Molecule of the Month February 2016: Captopril

One of the most fascinating things about my sabbatical leave at the Liverpool School of Tropical Medicine a few years ago, was visiting the Hepetarium, which houses the Alastair Reed Snake Venom Research Unit headed up by Rob Harrison. The power of research into toxins, which has played a major role in the history of Biochemistry, Physiology and Medicine, in my view is often undervalued. But not in respect of the molecule of this month, captopril, the molecule that was introduced by the drug company Bristol Myers Squibb (then ER Squibb) as the first ACE inhibitor for the relief of hypertension. 

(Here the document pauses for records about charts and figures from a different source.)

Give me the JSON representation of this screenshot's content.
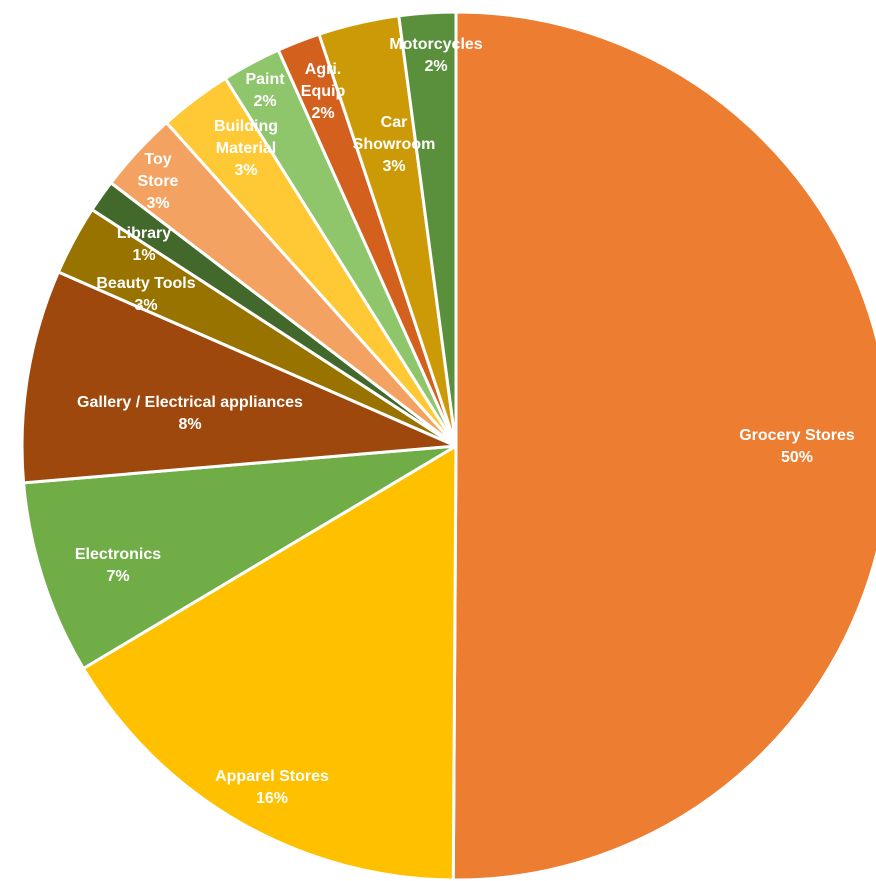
{
  "chart_data": {
    "type": "pie",
    "title": "",
    "legend": "none",
    "start_angle_deg": 0,
    "direction": "clockwise",
    "slices": [
      {
        "label": "Grocery Stores",
        "lines": [
          "Grocery Stores"
        ],
        "value": 50,
        "value_label": "50%",
        "color": "#ED7D31"
      },
      {
        "label": "Apparel Stores",
        "lines": [
          "Apparel Stores"
        ],
        "value": 16.3,
        "value_label": "16%",
        "color": "#FFC000"
      },
      {
        "label": "Electronics",
        "lines": [
          "Electronics"
        ],
        "value": 7.2,
        "value_label": "7%",
        "color": "#70AD47"
      },
      {
        "label": "Gallery / Electrical appliances",
        "lines": [
          "Gallery / Electrical appliances"
        ],
        "value": 7.9,
        "value_label": "8%",
        "color": "#9E480E"
      },
      {
        "label": "Beauty Tools",
        "lines": [
          "Beauty Tools"
        ],
        "value": 2.6,
        "value_label": "3%",
        "color": "#997300"
      },
      {
        "label": "Library",
        "lines": [
          "Library"
        ],
        "value": 1.2,
        "value_label": "1%",
        "color": "#43682B"
      },
      {
        "label": "Toy Store",
        "lines": [
          "Toy",
          "Store"
        ],
        "value": 3.0,
        "value_label": "3%",
        "color": "#F4A261"
      },
      {
        "label": "Building Material",
        "lines": [
          "Building",
          "Material"
        ],
        "value": 2.7,
        "value_label": "3%",
        "color": "#FFC935"
      },
      {
        "label": "Paint",
        "lines": [
          "Paint"
        ],
        "value": 2.2,
        "value_label": "2%",
        "color": "#8FC66B"
      },
      {
        "label": "Agri. Equip",
        "lines": [
          "Agri.",
          "Equip"
        ],
        "value": 1.6,
        "value_label": "2%",
        "color": "#D3601D"
      },
      {
        "label": "Car Showroom",
        "lines": [
          "Car",
          "Showroom"
        ],
        "value": 3.0,
        "value_label": "3%",
        "color": "#CC9A06"
      },
      {
        "label": "Motorcycles",
        "lines": [
          "Motorcycles"
        ],
        "value": 2.1,
        "value_label": "2%",
        "color": "#5A8F3C"
      }
    ]
  }
}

The structure of captopril is shown on the right, and it is know to act on angiotensin converting enzyme (ACE). The development of captopril, is a lovely example of how natural products can inform drug discovery. It is a result of a combination of Biological serendipity and incisive Chemistry. The original molecules associated with blood pressure modulation, extracted from venom, where too complex to be viable therapeutically. However, by first establishing the key role of the proline moiety in active site inhibition, the next phase was aimed at simplifying the peptidyl arm of the molecule.

The natural products associated with blood pressure modulating activity were peptides of the bradykinin family (brady-slow, kinin-movement related), including the nonapeptide, teprotide (LHS). As you can see from the final form of the drug, the enzyme anchor can be dramatically simplified, making the drug a real economic option. [As opposed to a synthetic nightmare!]. The systematic evaluation of variations on the natural product (structure-activity-relationships) led to captopril, as the first drug of this class. 

The simple active site inhibition model is shown schematically below. However, in order to address the many early reports of severe side effects, further refinement has led to a new generation of ACE inhibitors that include enalapril. There is a freely available summary of current ACE inhibitors here. The captopril story is an excellent example of how medicinal chemistry developed in the 1970s in particular. It was followed by approaches based on screening large automated libraries of compounds in a methodology called combinatorial chemistry. I note with interest and enthusiasm, the resurgence of Natural Product chemistry in the areas of antibiotics and anti-malarial drugs, and direct you to a nice review of this "renaissance" by Tadesz Molinski, which is free to download here.